REPUBLIKA.CO.ID,JAKARTA — Kejaksaan Agung (Kejagung) mengumumkan tujuh tersangka dalam penyidikan korupsi ekspor-impor minyak mentah dan produk kilang di PT Pertamina. Satu dari tujuh para tersangka tersebut adalah Muhammad Kerry Andrianto Riza (MKAR) yang diketahui adalah putra dari pengusaha bisnis minyak Indonesia, Mohammad Riza Chalid.
Direktur Penyidikan Jaksa Agung Muda Tindak Pidana Khusus (Jampidsus) Abdul Qohar mengatakan, MKAR ditetapkan tersangka atas perannya selaku DMUT atau broker impor minyak mentah, dan produk kilang. “Tersangka MKAR selaku benefit official atau pemilik manfaat atas keberadaan PT Navigator Khatulistiwa,” bagitu kata Qohar di Kejagung, Jakarta, Senin (24/2/2025) malam.
Saat MKAR ditetapkan tersangka, dan akan digelandang ke sel tahanan oleh tim penyidikan di Jampidsus, informasi dari tim penyidikan yang disampaikan kepada Republika melalui pesan singkat, memastikan MKAR adalah putra dari Riza Chalid. “Kerry putranya Riza CHalid,” kata sumber tersebut melalui WhatsApps, Senin (24/2/2025) malam. Nama Riza Chalid malang melintang sejak zaman Order Baru dalam bisnis-bisnis elite di pemerintahan.

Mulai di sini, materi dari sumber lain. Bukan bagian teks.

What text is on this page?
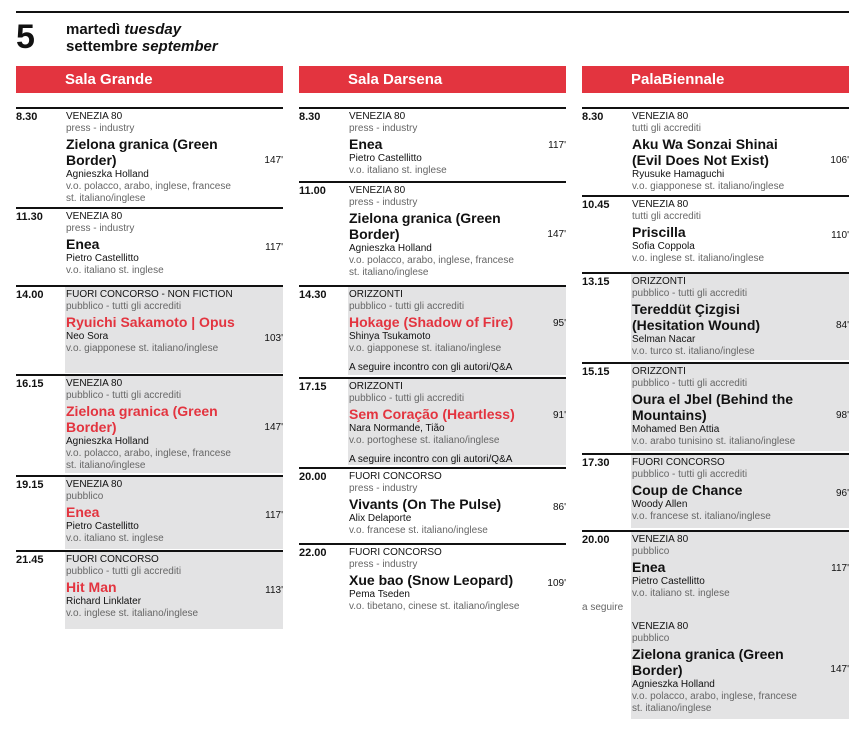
5 martedì tuesday
settembre september
Sala Grande
8.30	VENEZIA 80
press - industry
147'
Zielona granica (Green Border)
Agnieszka Holland
v.o. polacco, arabo, inglese, francese
st. italiano/inglese
11.30 VENEZIA 80
press - industry
117'
Enea
Pietro Castellitto
v.o. italiano st. inglese
14.00 FUORI CONCORSO - NON FICTION
pubblico - tutti gli accrediti
103'
Ryuichi Sakamoto | Opus
Neo Sora
v.o. giapponese st. italiano/inglese
16.15 VENEZIA 80
pubblico - tutti gli accrediti
147'
Zielona granica (Green Border)
Agnieszka Holland
v.o. polacco, arabo, inglese, francese
st. italiano/inglese
19.15 VENEZIA 80
pubblico
117'
Enea
Pietro Castellitto
v.o. italiano st. inglese
21.45 FUORI CONCORSO
pubblico - tutti gli accrediti
113'
Hit Man
Richard Linklater
v.o. inglese st. italiano/inglese
Sala Darsena
8.30	VENEZIA 80
press - industry
117'
Enea
Pietro Castellitto
v.o. italiano st. inglese
11.00 VENEZIA 80
press - industry
147'
Zielona granica (Green Border)
Agnieszka Holland
v.o. polacco, arabo, inglese, francese
st. italiano/inglese
14.30 ORIZZONTI
pubblico - tutti gli accrediti
95'
Hokage (Shadow of Fire)
Shinya Tsukamoto
v.o. giapponese st. italiano/inglese
A seguire incontro con gli autori/Q&A
17.15 ORIZZONTI
pubblico - tutti gli accrediti
91'
Sem Coração (Heartless)
Nara Normande, Tião
v.o. portoghese st. italiano/inglese
A seguire incontro con gli autori/Q&A
20.00 FUORI CONCORSO
press - industry
86'
Vivants (On The Pulse)
Alix Delaporte
v.o. francese st. italiano/inglese
22.00 FUORI CONCORSO
press - industry
109'
Xue bao (Snow Leopard)
Pema Tseden
v.o. tibetano, cinese st. italiano/inglese
PalaBiennale
8.30	VENEZIA 80
tutti gli accrediti
106'
Aku Wa Sonzai Shinai (Evil Does Not Exist)
Ryusuke Hamaguchi
v.o. giapponese st. italiano/inglese
10.45 VENEZIA 80
tutti gli accrediti
110'
Priscilla
Sofia Coppola
v.o. inglese st. italiano/inglese
13.15 ORIZZONTI
pubblico - tutti gli accrediti
84'
Tereddüt Çizgisi (Hesitation Wound)
Selman Nacar
v.o. turco st. italiano/inglese
15.15 ORIZZONTI
pubblico - tutti gli accrediti
98'
Oura el Jbel (Behind the Mountains)
Mohamed Ben Attia
v.o. arabo tunisino st. italiano/inglese
17.30 FUORI CONCORSO
pubblico - tutti gli accrediti
96'
Coup de Chance
Woody Allen
v.o. francese st. italiano/inglese
20.00
a seguire
VENEZIA 80
pubblico
117'
Enea
Pietro Castellitto
v.o. italiano st. inglese
VENEZIA 80
pubblico
147'
Zielona granica (Green Border)
Agnieszka Holland
v.o. polacco, arabo, inglese, francese
st. italiano/inglese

Selain minyak dan gas, namanya juga sempat dikenal sebagai broker alat-alat pertahanan.
Nama Riza Chalid pernah muncul pada 2015-2016 dalam kasus ‘Papa Minta Saham’ yang melibatkan Ketua Dewan Perwakilan Rakyat (DPR) saat itu, Setya Novanto. Kasus tersebut terkait dengan dugaan bagi-bagi saham dalam perpanjangan perizinan perusahaan pertambangan emas terbesar di dunia, yang beroperasi di Papua, PT Freeport Indonesia. Adapun kasus yang menjerat MKAR alias Kerry dalam perkara korupsi di PT Pertamina kali ini terkait dengan perannya sebagai broker impor minyak dan produk kilangan yang dilakukan oleh PT Pertamina Patra Niaga.

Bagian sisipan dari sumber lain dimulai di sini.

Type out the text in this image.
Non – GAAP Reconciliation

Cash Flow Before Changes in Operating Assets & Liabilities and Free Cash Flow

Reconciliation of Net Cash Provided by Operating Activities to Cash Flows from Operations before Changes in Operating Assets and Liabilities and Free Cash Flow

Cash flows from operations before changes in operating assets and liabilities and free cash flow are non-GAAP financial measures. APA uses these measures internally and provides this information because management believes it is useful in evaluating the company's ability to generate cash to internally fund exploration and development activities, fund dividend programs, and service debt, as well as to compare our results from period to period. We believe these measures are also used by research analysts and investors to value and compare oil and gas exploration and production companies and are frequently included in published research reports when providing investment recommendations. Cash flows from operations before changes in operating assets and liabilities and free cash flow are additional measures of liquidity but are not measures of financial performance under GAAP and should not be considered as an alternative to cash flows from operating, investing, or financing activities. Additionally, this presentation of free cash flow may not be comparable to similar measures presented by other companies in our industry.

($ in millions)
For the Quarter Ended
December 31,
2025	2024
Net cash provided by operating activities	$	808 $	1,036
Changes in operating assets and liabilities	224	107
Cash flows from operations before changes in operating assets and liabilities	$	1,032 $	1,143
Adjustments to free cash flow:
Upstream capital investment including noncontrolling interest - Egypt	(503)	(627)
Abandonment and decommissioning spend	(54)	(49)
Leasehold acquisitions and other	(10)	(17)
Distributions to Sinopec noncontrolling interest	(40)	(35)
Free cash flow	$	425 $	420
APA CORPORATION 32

Abdul Qohar mengatakan, salah-satu keterlibatan Kerry dalam kasus tersebut terkait dengan mark-up atau penggelembungan biaya yang dilakukan oleh para tersangka kalangan penyelenggara PT Pertamina Patra Niaga dalam kontrak pengapalan, dan pengiriman minyak mentah, dan produk kilangan impor 2018-2023. Penggelembungan biaya tersebut kata Qohar membuat negara mengeluarkan fee belasan persen yang dinilai menguntungkan MKAR.
“Pengadaan impor minyak mentah dan impor produk kilang diperoleh fakta adanya mark-up kontrak shipping, pengiriman yang dilakukan oleh tersangka YF selaku Direktur Utama PT Pertamina Internasional Shipping sehinga negara mengeluarkan fee sebesar 13 sampai dengan 15 persen secara melawan hukum sehingga tersangka MKAR mendapatkan keuntungan dari transaksi tersebut,” begitu kata Qohar. MKAR, bersama-sama enam tersangka lainnya, kata Qohar juga melakukan permufakatan jahat dengan para penyelenggara negara dan broker-broker lain dalam penentuan harga minyak mentah dan produk kilang yang akan diimpor, sebelum tender dilakukan.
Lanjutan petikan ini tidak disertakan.